Construction milestones for Barakah 2
The United Arab Emirates' (UAE's) second nuclear unit, Barakah 2, has reached major construction milestones including the completion of the steel containment liner plate, placement of the upper dome, and the lifting into place of the unit's pressurizer.
Barakah 2's upper dome is now in place (Image: Enec) |
The containment liner plate is a cylindrical steel shell forming the inner wall, ceiling and floor lining of the reinforced concrete reactor containment building. The containment building is topped by the steel-reinforced concrete structure of the upper dome.

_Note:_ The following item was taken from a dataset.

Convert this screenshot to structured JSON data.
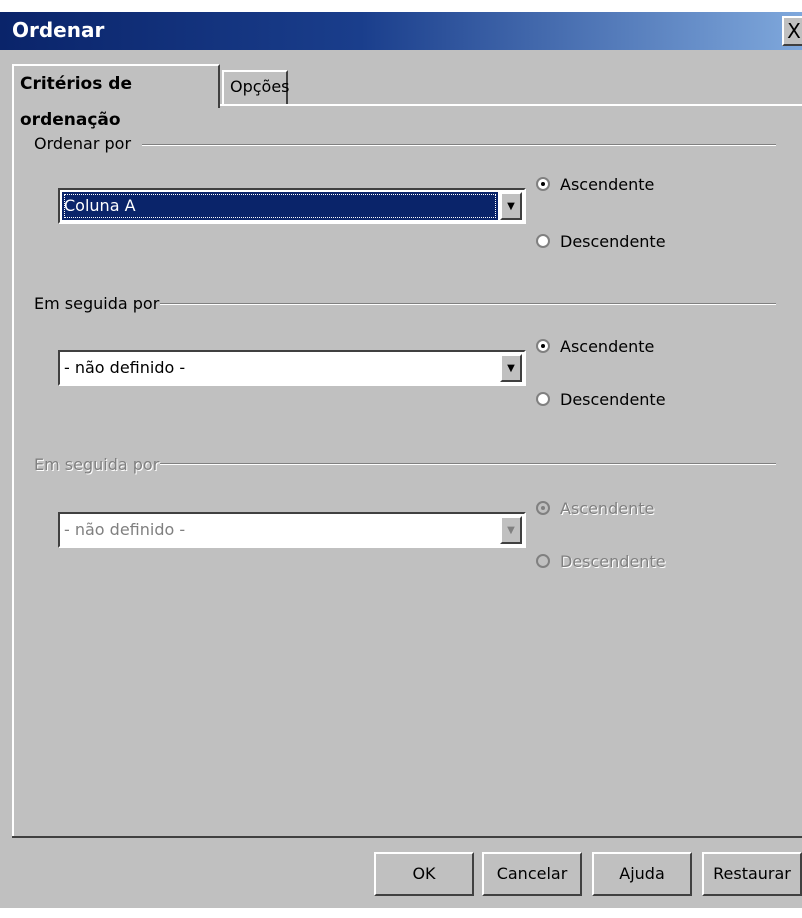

The containment building and liner plate will house the reactor vessel itself, and form the reactor's third radiological protective barrier after the fuel rods and reactor coolant system.
The 2000 tonne containment liner plate, measuring nearly 60 metres in height - 77 metres including the dome - and 45 metres in diameter, has been constructed in stages. Installation of the 19 separate liner rings, each 3 metres in height, has taken about 15 months to complete. Over the coming months the liner plate will be covered in concrete to complete the reactor containment building structure.
Barakah 2's pressurizer, which weighs nearly 140 tonnes and is over 16 metres long, has been lifted into position in the reactor containment building ready for assembly over the coming months. The component, which maintains the pressure inside the reactor coolant system, is one of the last major components of the reactor coolant system to be placed in the containment building.
The roof frame for unit 2's control room has also been lifted into place, the Emirates Nuclear Energy Corporation (Enec) said.
"These milestones for unit 2 are part of the defence-in-depth safety features in the design," Enec CEO Mohamed Al Hammadi said.
Enec said that Barakah 1, the first of four Korean-designed APR1400 pressurized water reactors being built at the site by a prime contractor consortium led by Korea Electric Power Corporation, is now over 81% complete, while unit 2 is almost 60% complete. Enec is currently working to obtain approval from the UAE's Federal Authority for Nuclear Regulation for operating licences for the first two units, scheduled to start up in 2017 and 2018 respectively. All four units are scheduled to be complete by 2020.